I’ve made lots of berry jams over the years, but one of the Hubs favorite spreads on toast is apple butter,
and I’ve never made it…until now!
When I found out you can make it from no sugar added, all natural, applesauce,
and let it cook away in a crockpot, I just had to give it a try.
The ingredients I used:
a little under 4-47oz. jars (about 5 1/2 quarts) of no sugar added, all natural, Seneca applesauce
(I had used some of one jar for wholegrain applesauce pancakes for breakfast!)
3 cups sugar
3-4 tablespoons cinnamon (I used about 4)
1 tablespoon ground nutmeg
1 tablespoon ground cloves (next time I will only put in 1/2 tablespoon. I think the cloves are a wee bit too strong, though the Hubs thinks it’s fine.)
Combine all in large crockpot and cook on high for one hour.
Stir and turn crockpot down to low. With lid askew, not on tightly, let it cook all day stirring occasionally.
You home will smell wonderful as it simmers away!
It is done when it is dark and thick and if you put a small spoonful on a clean saucer
no liquid should separate and be seen around the edges.
Sterilize pint or half-pint jars and lids in boiling water.

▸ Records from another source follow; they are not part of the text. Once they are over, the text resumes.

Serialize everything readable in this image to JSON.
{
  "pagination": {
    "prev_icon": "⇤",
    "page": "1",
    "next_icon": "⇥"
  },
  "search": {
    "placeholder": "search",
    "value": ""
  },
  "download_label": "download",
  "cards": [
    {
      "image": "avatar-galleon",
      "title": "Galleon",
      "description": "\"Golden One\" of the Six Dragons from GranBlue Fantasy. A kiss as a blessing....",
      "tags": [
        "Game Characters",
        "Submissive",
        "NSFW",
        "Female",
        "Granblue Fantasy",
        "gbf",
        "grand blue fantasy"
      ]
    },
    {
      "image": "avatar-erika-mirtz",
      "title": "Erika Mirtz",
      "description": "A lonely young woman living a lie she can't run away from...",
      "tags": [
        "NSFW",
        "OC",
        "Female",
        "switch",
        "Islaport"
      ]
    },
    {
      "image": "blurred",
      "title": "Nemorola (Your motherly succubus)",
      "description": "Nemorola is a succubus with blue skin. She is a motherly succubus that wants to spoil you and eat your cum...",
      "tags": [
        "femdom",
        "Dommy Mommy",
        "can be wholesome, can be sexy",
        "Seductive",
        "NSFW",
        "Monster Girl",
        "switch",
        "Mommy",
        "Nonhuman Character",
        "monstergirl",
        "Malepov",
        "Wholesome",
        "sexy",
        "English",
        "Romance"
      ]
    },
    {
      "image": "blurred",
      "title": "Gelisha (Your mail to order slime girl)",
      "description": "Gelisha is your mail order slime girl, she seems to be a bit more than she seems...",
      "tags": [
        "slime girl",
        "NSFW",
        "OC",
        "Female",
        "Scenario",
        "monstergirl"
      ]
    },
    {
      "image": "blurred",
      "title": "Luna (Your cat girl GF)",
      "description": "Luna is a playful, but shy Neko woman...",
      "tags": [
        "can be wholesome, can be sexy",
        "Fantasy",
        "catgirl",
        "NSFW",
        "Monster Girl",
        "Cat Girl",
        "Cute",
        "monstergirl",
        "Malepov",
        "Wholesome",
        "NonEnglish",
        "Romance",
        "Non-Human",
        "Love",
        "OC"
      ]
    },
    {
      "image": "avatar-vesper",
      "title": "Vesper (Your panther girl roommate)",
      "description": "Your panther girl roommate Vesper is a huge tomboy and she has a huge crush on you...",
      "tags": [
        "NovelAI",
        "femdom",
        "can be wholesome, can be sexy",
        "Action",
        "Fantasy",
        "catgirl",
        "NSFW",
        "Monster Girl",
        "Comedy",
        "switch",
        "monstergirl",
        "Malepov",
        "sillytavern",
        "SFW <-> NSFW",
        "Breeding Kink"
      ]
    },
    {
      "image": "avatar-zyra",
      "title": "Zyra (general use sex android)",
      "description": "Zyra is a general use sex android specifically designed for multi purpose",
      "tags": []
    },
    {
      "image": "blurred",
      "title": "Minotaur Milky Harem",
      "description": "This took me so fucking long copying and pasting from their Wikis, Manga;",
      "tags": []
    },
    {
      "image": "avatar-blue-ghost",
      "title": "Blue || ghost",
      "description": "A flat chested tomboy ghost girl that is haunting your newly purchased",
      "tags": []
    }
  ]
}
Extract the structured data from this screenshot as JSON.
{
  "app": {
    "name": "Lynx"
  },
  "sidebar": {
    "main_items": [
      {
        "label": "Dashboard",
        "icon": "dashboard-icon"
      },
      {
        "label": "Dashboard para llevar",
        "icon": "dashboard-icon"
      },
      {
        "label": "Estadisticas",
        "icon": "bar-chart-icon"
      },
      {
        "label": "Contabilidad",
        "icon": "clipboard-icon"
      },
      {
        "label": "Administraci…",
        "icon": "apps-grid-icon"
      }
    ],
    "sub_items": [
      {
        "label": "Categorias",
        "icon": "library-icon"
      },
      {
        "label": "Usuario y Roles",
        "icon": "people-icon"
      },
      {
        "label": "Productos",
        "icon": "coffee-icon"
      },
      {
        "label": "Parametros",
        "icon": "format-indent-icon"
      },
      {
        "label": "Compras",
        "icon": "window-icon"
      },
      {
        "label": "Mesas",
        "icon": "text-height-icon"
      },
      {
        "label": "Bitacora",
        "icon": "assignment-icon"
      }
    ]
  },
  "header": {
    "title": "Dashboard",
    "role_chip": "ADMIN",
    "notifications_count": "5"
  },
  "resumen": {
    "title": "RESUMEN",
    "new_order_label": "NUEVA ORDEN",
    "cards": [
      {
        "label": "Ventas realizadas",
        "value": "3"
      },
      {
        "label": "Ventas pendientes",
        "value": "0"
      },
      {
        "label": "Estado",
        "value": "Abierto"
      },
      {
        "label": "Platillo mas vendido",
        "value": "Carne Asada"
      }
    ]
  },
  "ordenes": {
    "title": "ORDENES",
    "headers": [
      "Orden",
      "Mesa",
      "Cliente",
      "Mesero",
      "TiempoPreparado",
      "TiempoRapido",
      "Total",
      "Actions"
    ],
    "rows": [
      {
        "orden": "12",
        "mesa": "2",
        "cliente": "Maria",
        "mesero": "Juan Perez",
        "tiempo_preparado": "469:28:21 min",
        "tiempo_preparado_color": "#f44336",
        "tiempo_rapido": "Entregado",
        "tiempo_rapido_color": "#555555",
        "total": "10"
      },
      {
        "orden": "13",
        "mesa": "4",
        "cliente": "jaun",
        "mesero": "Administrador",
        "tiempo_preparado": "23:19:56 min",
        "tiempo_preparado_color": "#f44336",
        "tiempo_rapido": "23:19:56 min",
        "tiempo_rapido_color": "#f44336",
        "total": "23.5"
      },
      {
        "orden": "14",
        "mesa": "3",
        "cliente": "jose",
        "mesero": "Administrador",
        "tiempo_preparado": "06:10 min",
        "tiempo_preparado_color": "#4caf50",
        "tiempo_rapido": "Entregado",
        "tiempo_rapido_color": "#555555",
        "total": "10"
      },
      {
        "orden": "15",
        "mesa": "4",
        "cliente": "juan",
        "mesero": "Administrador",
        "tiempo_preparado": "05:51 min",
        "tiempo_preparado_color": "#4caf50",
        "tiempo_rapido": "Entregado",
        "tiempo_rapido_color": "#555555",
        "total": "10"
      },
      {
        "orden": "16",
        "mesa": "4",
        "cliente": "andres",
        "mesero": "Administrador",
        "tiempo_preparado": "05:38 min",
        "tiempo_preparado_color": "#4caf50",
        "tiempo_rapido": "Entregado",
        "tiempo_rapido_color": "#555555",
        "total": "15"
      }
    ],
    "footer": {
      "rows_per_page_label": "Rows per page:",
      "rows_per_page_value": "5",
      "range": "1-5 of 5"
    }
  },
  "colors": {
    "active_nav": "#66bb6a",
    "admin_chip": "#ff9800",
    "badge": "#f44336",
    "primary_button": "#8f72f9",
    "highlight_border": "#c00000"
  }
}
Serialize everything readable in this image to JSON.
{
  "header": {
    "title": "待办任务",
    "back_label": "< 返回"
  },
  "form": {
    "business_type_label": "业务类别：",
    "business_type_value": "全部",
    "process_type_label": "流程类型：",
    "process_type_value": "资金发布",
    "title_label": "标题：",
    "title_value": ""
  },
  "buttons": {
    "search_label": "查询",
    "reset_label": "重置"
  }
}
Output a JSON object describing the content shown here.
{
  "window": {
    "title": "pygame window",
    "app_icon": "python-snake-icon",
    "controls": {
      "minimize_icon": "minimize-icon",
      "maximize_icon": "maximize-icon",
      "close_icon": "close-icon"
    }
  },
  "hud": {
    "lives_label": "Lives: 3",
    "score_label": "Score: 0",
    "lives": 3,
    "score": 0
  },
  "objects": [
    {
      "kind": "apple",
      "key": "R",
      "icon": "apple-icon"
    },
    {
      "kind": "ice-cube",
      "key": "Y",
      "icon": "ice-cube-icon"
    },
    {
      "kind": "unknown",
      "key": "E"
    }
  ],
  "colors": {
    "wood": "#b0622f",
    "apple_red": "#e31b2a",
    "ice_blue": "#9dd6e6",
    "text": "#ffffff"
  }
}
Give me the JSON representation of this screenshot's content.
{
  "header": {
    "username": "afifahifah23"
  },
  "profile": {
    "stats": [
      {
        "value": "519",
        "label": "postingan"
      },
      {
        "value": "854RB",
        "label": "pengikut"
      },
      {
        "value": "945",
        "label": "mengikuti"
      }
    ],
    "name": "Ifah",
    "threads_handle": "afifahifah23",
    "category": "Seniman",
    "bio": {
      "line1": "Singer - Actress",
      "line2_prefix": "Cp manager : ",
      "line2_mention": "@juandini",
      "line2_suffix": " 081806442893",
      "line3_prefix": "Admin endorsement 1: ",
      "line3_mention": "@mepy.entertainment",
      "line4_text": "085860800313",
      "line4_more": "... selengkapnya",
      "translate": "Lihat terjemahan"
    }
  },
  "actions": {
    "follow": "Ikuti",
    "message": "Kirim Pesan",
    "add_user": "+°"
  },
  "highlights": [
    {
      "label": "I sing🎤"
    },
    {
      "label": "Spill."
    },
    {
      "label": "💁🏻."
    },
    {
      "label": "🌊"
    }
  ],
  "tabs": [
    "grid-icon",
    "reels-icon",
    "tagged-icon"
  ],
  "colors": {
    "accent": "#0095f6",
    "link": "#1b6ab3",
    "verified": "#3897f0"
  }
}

Carefully ladle hot apple butter into jars leaving 1/2 inch space at top.
Put lids on tightly and place jars in large pot with hot water covering the jars by an inch or two.
When water comes to a boil set timer for 10 minutes.
Remove jars carefully with tongs.
Place on double thickness towel on counter to cool.
As the jars cool you should hear the ping as the jars seal.
The lid will have no “give” if it is sealed properly.